Meski ada dukungan dari premi risiko geopolitik, beberapa faktor teknikal dan sikap hati-hati investor menjaga pasar dalam keadaan seimbang. Kami di Cetro Trading Insight mencatat bahwa pergerakan harga menggambarkan ketidakpastian daripada peluang ekspansi signifikan. Dengan demikian, risiko geopolitis tetap menjadi patokan utama untuk minyak mentah.
Dolar AS yang lebih kuat menjadi pembatas utama potensi kenaikan harga minyak lebih lanjut. Ketahanan greenback menekan permintaan komoditas ber-denominasi USD dan meningkatkan biaya bagi konsumen global yang membayar dalam mata uang tersebut. Ekspektasi pasar terhadap kebijakan Federal Reserve juga mendorong sikap hati-hati di kalangan investor energi.

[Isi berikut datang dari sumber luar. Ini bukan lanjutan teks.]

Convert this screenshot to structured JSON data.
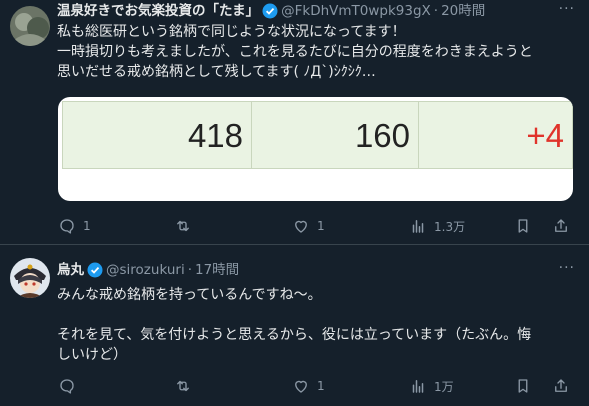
{
  "posts": [
    {
      "name": "温泉好きでお気楽投資の「たま」",
      "handle": "@FkDhVmT0wpk93gX",
      "time": "20時間",
      "text": "私も総医研という銘柄で同じような状況になってます！\n一時損切りも考えましたが、これを見るたびに自分の程度をわきまえようと\n思いだせる戒め銘柄として残してます( ﾉД`)ｼｸｼｸ…",
      "media_cells": [
        "418",
        "160",
        "+4"
      ],
      "stats": {
        "replies": "1",
        "reposts": "",
        "likes": "1",
        "views": "1.3万"
      }
    },
    {
      "name": "烏丸",
      "handle": "@sirozukuri",
      "time": "17時間",
      "text": "みんな戒め銘柄を持っているんですね〜。\n\nそれを見て、気を付けようと思えるから、役には立っています（たぶん。悔\nしいけど）",
      "stats": {
        "replies": "",
        "reposts": "",
        "likes": "1",
        "views": "1万"
      }
    }
  ],
  "separator": "·",
  "more_label": "···",
  "colors": {
    "background": "#15202b",
    "text": "#e7e9ea",
    "muted": "#8b98a5",
    "verified": "#1d9bf0",
    "accent_red": "#e0332b"
  },
  "icons": [
    "verified-badge-icon",
    "reply-icon",
    "repost-icon",
    "like-icon",
    "views-icon",
    "bookmark-icon",
    "share-icon"
  ]
}
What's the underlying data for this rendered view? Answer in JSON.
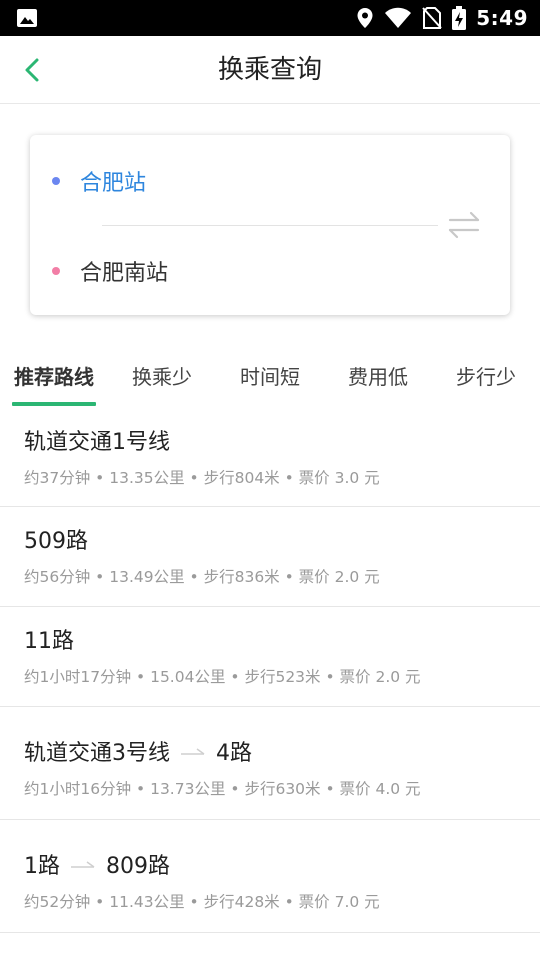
{
  "status_bar": {
    "time": "5:49",
    "icons": [
      "image-icon",
      "location-icon",
      "wifi-icon",
      "no-sim-icon",
      "battery-charging-icon"
    ]
  },
  "header": {
    "title": "换乘查询",
    "back_icon": "chevron-left-icon"
  },
  "query": {
    "origin": "合肥站",
    "destination": "合肥南站",
    "swap_icon": "swap-arrows-icon"
  },
  "tabs": [
    {
      "label": "推荐路线",
      "active": true
    },
    {
      "label": "换乘少",
      "active": false
    },
    {
      "label": "时间短",
      "active": false
    },
    {
      "label": "费用低",
      "active": false
    },
    {
      "label": "步行少",
      "active": false
    }
  ],
  "routes": [
    {
      "segments": [
        "轨道交通1号线"
      ],
      "meta": "约37分钟 • 13.35公里 • 步行804米 • 票价  3.0  元"
    },
    {
      "segments": [
        "509路"
      ],
      "meta": "约56分钟 • 13.49公里 • 步行836米 • 票价  2.0  元"
    },
    {
      "segments": [
        "11路"
      ],
      "meta": "约1小时17分钟 • 15.04公里 • 步行523米 • 票价  2.0  元"
    },
    {
      "segments": [
        "轨道交通3号线",
        "4路"
      ],
      "meta": "约1小时16分钟 • 13.73公里 • 步行630米 • 票价  4.0  元"
    },
    {
      "segments": [
        "1路",
        "809路"
      ],
      "meta": "约52分钟 • 11.43公里 • 步行428米 • 票价  7.0  元"
    }
  ],
  "colors": {
    "accent": "#2bb673",
    "origin_text": "#2e86de",
    "origin_dot": "#6b86f0",
    "destination_dot": "#f27ea6",
    "meta_text": "#9a9a9a"
  }
}
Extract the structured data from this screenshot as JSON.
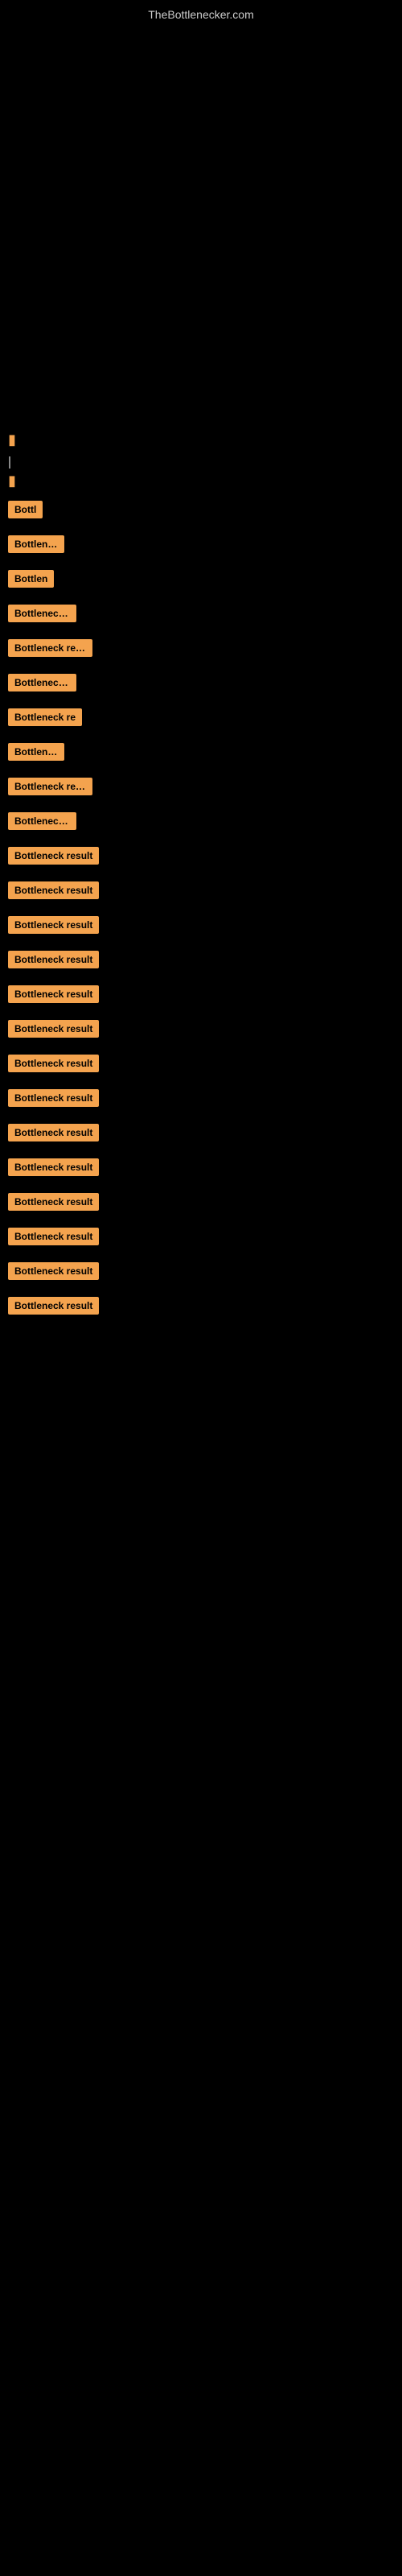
{
  "site": {
    "title": "TheBottlenecker.com"
  },
  "sections": [
    {
      "id": 1,
      "label": "Bottl",
      "size_class": "label-xs",
      "visible": true
    },
    {
      "id": 2,
      "label": "Bottleneck",
      "size_class": "label-sm",
      "visible": true
    },
    {
      "id": 3,
      "label": "Bottlen",
      "size_class": "label-sm",
      "visible": true
    },
    {
      "id": 4,
      "label": "Bottleneck r",
      "size_class": "label-md",
      "visible": true
    },
    {
      "id": 5,
      "label": "Bottleneck resu",
      "size_class": "label-lg",
      "visible": true
    },
    {
      "id": 6,
      "label": "Bottleneck r",
      "size_class": "label-md",
      "visible": true
    },
    {
      "id": 7,
      "label": "Bottleneck re",
      "size_class": "label-lg",
      "visible": true
    },
    {
      "id": 8,
      "label": "Bottleneck",
      "size_class": "label-sm",
      "visible": true
    },
    {
      "id": 9,
      "label": "Bottleneck resu",
      "size_class": "label-lg",
      "visible": true
    },
    {
      "id": 10,
      "label": "Bottleneck re",
      "size_class": "label-md",
      "visible": true
    },
    {
      "id": 11,
      "label": "Bottleneck result",
      "size_class": "label-xl",
      "visible": true
    },
    {
      "id": 12,
      "label": "Bottleneck result",
      "size_class": "label-xl",
      "visible": true
    },
    {
      "id": 13,
      "label": "Bottleneck result",
      "size_class": "label-xl",
      "visible": true
    },
    {
      "id": 14,
      "label": "Bottleneck result",
      "size_class": "label-xl",
      "visible": true
    },
    {
      "id": 15,
      "label": "Bottleneck result",
      "size_class": "label-xl",
      "visible": true
    },
    {
      "id": 16,
      "label": "Bottleneck result",
      "size_class": "label-xl",
      "visible": true
    },
    {
      "id": 17,
      "label": "Bottleneck result",
      "size_class": "label-xl",
      "visible": true
    },
    {
      "id": 18,
      "label": "Bottleneck result",
      "size_class": "label-xl",
      "visible": true
    },
    {
      "id": 19,
      "label": "Bottleneck result",
      "size_class": "label-xl",
      "visible": true
    },
    {
      "id": 20,
      "label": "Bottleneck result",
      "size_class": "label-xl",
      "visible": true
    },
    {
      "id": 21,
      "label": "Bottleneck result",
      "size_class": "label-xl",
      "visible": true
    },
    {
      "id": 22,
      "label": "Bottleneck result",
      "size_class": "label-xl",
      "visible": true
    },
    {
      "id": 23,
      "label": "Bottleneck result",
      "size_class": "label-xl",
      "visible": true
    },
    {
      "id": 24,
      "label": "Bottleneck result",
      "size_class": "label-xl",
      "visible": true
    }
  ]
}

Pelaku pasar tetap waspada karena situasi geopolitik yang tidak menentu dan rilis data ekonomi AS yang bisa mengubah lintasan kebijakan moneter. Ketidakpastian ini membuat sentimen pasar minyak lebih cenderung sideways, meski faktor-faktor pendukung seperti gangguan pasokan tetap ada. Dalam konteks ini, banyak pelaku pasar menyesuaikan ekspektasi mereka terhadap arah harga minyak dalam beberapa minggu ke depan.
Tim riset Cetro Trading Insight menilai dinamika dolar dan risiko geopolitik sebagai dua kekuatan utama yang membentuk pergerakan harga. Kami menyarankan para pembaca untuk fokus pada perkembangan di Timur Tengah dan pernyataan kebijakan Federal Reserve untuk menilai peluang trading jangka pendek. Informasi ini membentuk gambaran risiko dan potensi pergeseran arah harga minyak secara berkelanjutan.
Investasi di minyak tetap rentan terhadap volatilitas yang dipicu oleh tensi geopolitik serta potensi gangguan pada jalur pasokan. Ketegangan regional berpotensi menjaga minyak berada dalam tren naik sekaligus menambah volatilitas di pasar. Para pelaku pasar perlu memantau berita terkait konflik dan langkah-langkah pengaman pasokan global.
Jika tensi mereda atau ada sinyal deeskalasi yang jelas, minyak bisa menguat lebih lanjut karena permintaan tetap ada. Namun jika respons kebijakan moneter AS tetap agresif, permintaan global bisa melambat dan membatasi kenaikan harga. Pelaku pasar sebaiknya menyiapkan kerangka kerja untuk skenario positif maupun negatif.
Anjuran untuk trader adalah memonitor berita geopolitik secara real time, serta melihat respons pasar terhadap pernyataan bank sentral dan data ekonomi. Tetap waspada terhadap volatilitas yang bisa muncul secara mendadak, meskipun konteks fundamentaly tetap suportif bagi minyak. Aspek manajemen risiko perlu menjadi fokus utama, dengan rencana masuk dan keluar yang jelas.